Quand l’homme prend conscience de certaines difficultés qu’il éprouve, qu’il est capable de les identifier, de les combattre et de les vaincre, il accède à une nouvelle dimension de sa vie porteuse de joie et de confiance dans les promesses de l’avenir.
Pour sortir victorieux de ces moments de défi de l’existence, nos Sages recommandent une attitude proche de celle du nazir : s’accrocher à une conduite vertueuse sur quelques points en particulier. « Durant ces moments de faiblesse, l’homme ne doit pas se décourager. S’il abandonne son service de D.ieu, il aura tout perdu. Il doit être souple sur certains points, mais tenir avec force un petit nombre de résolutions ». (R. S. Wolbe, Alei Shour).

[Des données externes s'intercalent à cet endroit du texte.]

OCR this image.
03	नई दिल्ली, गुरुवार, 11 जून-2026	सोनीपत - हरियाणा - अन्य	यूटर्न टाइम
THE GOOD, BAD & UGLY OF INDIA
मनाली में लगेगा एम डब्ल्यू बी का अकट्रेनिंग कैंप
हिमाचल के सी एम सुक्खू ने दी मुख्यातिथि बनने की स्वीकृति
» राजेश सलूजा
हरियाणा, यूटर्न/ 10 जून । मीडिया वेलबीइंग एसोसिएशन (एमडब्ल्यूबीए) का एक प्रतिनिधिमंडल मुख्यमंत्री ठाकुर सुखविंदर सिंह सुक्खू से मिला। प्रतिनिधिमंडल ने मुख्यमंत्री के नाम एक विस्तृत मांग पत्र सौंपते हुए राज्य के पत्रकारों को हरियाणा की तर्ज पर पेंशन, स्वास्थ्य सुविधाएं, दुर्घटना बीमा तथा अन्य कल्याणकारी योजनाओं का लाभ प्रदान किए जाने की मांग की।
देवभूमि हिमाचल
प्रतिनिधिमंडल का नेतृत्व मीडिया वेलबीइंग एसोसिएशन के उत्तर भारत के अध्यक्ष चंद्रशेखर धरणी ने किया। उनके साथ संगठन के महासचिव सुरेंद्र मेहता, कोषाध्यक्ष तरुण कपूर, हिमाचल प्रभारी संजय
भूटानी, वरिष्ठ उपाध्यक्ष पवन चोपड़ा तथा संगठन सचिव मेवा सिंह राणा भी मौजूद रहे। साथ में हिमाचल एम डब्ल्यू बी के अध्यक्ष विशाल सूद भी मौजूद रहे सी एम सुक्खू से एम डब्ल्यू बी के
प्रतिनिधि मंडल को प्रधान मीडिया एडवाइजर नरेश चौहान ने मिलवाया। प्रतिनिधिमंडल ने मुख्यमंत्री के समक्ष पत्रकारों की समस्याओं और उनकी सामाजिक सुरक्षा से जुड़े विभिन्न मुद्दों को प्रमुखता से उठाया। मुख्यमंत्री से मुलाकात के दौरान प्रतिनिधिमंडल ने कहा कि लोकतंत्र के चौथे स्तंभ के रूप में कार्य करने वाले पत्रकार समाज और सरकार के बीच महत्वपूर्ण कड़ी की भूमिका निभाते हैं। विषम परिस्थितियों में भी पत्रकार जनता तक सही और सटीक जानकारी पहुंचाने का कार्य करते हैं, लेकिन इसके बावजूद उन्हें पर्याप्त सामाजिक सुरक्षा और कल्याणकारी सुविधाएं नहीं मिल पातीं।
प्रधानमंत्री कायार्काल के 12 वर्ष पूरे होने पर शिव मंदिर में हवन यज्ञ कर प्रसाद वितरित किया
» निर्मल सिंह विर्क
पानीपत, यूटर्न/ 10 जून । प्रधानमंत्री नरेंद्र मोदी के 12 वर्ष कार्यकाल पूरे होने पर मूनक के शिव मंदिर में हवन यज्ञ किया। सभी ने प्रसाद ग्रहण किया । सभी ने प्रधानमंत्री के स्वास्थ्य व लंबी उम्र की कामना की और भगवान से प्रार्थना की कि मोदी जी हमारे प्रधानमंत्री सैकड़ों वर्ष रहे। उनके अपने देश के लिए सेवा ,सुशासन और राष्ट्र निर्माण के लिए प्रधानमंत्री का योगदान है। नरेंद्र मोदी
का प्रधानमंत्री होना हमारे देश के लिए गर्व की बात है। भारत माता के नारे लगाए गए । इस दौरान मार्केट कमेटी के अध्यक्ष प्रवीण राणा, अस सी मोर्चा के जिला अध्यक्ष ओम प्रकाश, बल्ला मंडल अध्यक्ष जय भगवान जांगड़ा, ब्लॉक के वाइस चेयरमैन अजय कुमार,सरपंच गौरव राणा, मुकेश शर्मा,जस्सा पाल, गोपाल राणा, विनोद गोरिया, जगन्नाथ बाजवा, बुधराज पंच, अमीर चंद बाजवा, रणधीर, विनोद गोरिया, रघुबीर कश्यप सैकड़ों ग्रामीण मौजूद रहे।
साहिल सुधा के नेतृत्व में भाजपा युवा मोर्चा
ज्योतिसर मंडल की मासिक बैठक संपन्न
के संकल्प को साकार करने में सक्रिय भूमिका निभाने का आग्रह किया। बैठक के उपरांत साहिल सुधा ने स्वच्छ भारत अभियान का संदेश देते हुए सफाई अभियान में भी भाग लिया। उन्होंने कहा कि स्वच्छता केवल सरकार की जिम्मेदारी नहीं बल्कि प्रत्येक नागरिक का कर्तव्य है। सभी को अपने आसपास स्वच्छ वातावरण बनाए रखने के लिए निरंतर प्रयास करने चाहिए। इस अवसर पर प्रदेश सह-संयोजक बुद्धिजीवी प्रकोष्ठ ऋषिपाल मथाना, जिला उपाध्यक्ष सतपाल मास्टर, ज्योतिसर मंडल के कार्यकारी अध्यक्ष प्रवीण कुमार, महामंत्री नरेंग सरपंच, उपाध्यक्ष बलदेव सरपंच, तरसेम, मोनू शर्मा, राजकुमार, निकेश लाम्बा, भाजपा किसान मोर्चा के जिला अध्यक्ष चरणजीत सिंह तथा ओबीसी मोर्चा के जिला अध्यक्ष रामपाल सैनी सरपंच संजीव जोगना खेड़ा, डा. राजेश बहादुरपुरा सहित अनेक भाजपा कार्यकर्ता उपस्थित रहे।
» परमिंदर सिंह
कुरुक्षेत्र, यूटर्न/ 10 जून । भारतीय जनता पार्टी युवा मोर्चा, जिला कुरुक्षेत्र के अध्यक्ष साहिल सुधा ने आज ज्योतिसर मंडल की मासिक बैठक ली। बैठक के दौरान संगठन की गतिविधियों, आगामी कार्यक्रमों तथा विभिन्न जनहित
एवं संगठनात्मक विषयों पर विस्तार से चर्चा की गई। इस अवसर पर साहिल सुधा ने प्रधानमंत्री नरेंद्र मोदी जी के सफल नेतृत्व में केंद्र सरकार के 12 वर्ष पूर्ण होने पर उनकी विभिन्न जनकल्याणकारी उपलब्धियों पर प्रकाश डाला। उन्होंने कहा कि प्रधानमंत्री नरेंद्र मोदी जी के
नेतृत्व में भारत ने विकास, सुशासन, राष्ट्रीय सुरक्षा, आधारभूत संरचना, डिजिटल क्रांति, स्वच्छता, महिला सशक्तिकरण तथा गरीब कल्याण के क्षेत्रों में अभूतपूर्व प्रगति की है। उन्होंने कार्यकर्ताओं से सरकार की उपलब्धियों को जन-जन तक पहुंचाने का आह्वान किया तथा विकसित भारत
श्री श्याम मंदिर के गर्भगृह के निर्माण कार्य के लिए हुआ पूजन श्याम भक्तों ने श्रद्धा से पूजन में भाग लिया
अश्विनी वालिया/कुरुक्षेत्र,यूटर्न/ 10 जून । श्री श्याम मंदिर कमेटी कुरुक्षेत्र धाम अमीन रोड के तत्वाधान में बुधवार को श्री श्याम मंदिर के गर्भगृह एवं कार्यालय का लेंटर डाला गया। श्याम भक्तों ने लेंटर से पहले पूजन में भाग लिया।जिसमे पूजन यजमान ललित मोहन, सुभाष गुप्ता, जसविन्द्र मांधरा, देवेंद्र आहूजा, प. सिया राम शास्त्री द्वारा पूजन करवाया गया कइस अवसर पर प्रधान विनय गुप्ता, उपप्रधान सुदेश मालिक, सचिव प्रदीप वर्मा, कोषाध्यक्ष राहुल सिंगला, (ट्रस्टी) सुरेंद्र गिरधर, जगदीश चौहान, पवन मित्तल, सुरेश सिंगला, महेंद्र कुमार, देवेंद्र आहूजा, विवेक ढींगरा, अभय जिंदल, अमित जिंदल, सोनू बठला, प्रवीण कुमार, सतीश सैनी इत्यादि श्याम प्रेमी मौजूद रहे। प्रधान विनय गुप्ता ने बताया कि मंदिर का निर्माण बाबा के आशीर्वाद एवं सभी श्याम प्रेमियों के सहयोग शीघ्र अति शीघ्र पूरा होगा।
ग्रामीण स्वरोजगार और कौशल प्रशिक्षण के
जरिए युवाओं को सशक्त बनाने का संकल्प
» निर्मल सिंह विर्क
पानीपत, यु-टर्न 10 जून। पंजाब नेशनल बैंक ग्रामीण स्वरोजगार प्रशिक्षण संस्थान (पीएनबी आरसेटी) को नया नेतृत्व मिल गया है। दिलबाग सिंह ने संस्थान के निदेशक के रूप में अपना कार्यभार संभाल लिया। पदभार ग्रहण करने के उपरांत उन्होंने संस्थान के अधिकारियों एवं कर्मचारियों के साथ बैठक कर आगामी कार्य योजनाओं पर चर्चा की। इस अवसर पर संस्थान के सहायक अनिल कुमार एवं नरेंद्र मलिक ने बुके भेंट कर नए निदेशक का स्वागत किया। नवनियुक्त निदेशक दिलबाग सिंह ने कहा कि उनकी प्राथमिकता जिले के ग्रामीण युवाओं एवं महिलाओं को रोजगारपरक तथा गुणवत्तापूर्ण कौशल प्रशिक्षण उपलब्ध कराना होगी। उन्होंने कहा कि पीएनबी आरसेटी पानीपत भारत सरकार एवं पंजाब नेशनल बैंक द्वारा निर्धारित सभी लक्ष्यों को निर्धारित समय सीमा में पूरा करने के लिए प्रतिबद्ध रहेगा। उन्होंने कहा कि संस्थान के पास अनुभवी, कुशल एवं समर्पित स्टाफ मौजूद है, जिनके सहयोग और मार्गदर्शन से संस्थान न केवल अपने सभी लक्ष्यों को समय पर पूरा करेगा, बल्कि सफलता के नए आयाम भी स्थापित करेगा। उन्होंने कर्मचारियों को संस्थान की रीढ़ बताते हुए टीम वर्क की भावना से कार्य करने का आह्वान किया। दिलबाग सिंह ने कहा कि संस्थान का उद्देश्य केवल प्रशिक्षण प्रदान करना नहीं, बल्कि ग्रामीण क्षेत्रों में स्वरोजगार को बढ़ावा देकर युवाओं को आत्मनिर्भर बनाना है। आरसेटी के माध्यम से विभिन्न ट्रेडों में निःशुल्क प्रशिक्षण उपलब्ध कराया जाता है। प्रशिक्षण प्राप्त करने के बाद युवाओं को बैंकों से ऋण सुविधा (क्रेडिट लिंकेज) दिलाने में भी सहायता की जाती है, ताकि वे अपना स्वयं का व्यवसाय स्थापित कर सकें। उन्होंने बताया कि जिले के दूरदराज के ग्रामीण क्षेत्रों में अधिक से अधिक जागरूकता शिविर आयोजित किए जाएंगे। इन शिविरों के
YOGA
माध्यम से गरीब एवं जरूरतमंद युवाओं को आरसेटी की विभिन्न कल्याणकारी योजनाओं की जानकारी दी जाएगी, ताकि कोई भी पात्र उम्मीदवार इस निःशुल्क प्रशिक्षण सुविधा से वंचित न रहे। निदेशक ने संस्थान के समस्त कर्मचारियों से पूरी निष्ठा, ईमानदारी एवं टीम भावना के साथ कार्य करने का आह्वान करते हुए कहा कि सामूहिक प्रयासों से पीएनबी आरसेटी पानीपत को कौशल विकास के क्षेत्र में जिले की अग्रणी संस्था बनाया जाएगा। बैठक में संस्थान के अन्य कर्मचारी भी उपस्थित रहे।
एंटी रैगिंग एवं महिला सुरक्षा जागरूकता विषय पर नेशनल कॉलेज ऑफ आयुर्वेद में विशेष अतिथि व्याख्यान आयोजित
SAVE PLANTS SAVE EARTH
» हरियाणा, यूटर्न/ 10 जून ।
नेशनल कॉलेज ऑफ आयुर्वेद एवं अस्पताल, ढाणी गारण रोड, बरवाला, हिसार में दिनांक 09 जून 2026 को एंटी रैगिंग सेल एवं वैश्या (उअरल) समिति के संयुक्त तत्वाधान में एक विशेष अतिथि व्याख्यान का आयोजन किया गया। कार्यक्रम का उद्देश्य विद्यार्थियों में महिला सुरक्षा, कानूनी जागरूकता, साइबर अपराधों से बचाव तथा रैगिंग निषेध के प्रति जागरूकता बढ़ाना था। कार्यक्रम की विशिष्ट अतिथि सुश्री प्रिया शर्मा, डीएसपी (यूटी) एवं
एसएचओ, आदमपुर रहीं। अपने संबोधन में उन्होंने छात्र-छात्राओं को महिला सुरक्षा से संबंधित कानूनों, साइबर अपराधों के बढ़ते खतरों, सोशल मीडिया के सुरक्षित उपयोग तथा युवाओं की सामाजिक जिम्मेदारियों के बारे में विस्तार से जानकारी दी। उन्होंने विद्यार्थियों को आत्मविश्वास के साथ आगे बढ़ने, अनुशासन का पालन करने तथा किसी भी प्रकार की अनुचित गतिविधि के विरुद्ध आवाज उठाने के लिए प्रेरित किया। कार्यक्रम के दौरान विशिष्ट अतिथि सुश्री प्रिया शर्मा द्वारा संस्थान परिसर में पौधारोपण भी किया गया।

Aussi, les faiblesses qui se révèlent à l’homme au cours de sa vie n’apparaissent pas au hasard des situations de la vie. Elles sont des appels de notre néchama à corriger certains points faibles afin d’accéder à une lumière plus grande, et faire de la vie, avec l’aide d’Hachem, la voie d’un perfectionnement permanent.